I've heard that we will invest in kits. I've never been a fan of store-bought science kits, yet a colleague defended these kits with me recently and I could see their merit. Yet, I believe that if we purchase kits, those one-size-fits-all kits should be used in conjunction with local organizations and the local environment.
Why do I feel this way?
First, our environment depends on stewardship, and the best time to build that sense of environmental awareness and care is at the early ages. I believe it's our duty as educators to foster a love, care and knowledge in students of the world around them. Students will be the future caretakers of the Earth, and it's important that we begin that journey with them in schools when they are young.
Relevance and Real-World Learning
When students are learning in a way that impacts the world they live in, the learning is powerful. It's also a lot easier to share relevant, real world learning with family members, and it's likely that those family members will forward that learning as a result of a child's enthusiasm, interest, and knowledge.

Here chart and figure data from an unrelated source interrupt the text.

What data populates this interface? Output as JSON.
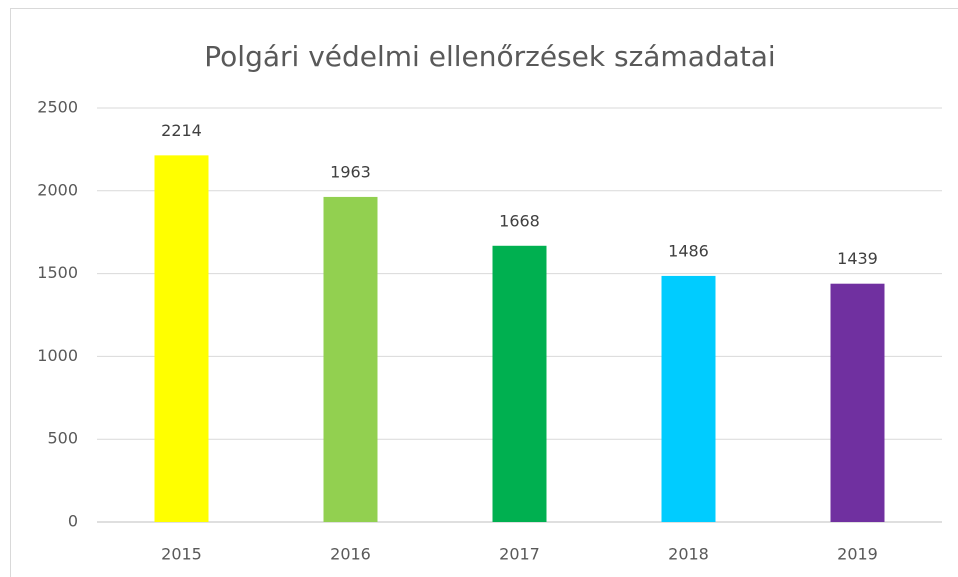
{
  "chart_data": {
    "type": "bar",
    "title": "Polgári védelmi ellenőrzések számadatai",
    "categories": [
      "2015",
      "2016",
      "2017",
      "2018",
      "2019"
    ],
    "values": [
      2214,
      1963,
      1668,
      1486,
      1439
    ],
    "colors": [
      "#ffff00",
      "#92d050",
      "#00b050",
      "#00ccff",
      "#7030a0"
    ],
    "ylim": [
      0,
      2500
    ],
    "yticks": [
      0,
      500,
      1000,
      1500,
      2000,
      2500
    ],
    "grid": true
  }
}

Knowing and Contributing to the Local Community
Our school community happens to be filled with wonderful environmental/science sites and organizations with which to connect to as students learn. When children connect to these real world learning opportunities, they begin to belong to a group that might end up leading to summer camp opportunities, internships, jobs, and possibly their future professions. We need future scientists and environmentalists and by connecting students early in their lives with these organizations we boost students' love, interest, and interaction with the world around them in important ways.

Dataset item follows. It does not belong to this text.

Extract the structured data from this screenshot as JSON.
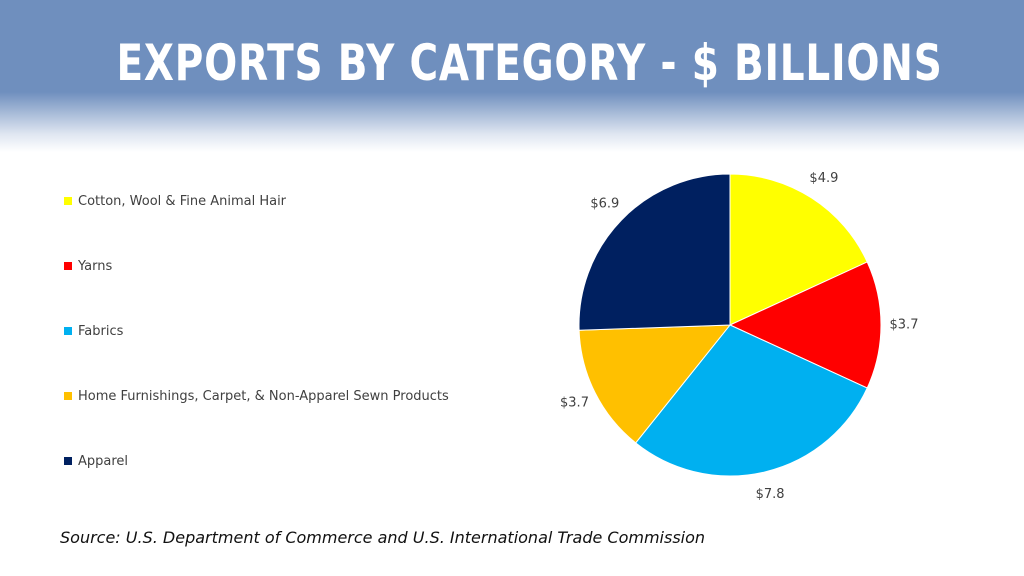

Some local sites and organizations students could connect with include the list below. If every grade connected with a few of these organizations, what we could do for and with students would expand exponentially:
- Wayland Green Team/Community Gardens/School Gardens Initiatives: Multiple educators and community members have devoted hours and hours of volunteer time to our school and community gardens. This provides students with a hands-on science lab right in our school community. If more science funding, learning and time were devoted to this in meaningful, supported ways, children will continue to learn on site in ways that they can replicate in their own lives at home now and in the future.
- Transition Teams: Our local community has a transition team. Transition teams are committed to sustainable living and living systems. These teams are willing to support schools transition to more natural, environmentally sensitive ways to learn.
- Massachusetts Audubon Society: This organization provides countless professional learning and student learning opportunities.
- Acton Discovery Museum: This Museum offers hands-on science learning at the museum and via their visiting science program.
- Boston Science Museum
- MIT Museum
- New England Aquarium
- Southwick Zoo, Stoneham Zoo, Franklin Park Zoo
- The Food Project: Opportunity for students to participate in harvesting/growing food
- Natick Farms
- Concord Consortium
- Grassroots Wildlife Conservation
- Trustees of the Reservation
- Sudbury Valley Trustees
- Landsake Farm
- Harvard Peabody Museum
- Natick Labs
- Sudbury River
- Great Meadows
Enthusiasm and Excitement for Learning
Connecting with real-world, meaningful learning in ways that positively impact the world around us truly inspires students to love and care for their world. It also inspires a sense of peace and greater academic learning too. This is critical for our students and our world.
In what ways do you foster this kind of real-world science study and learning?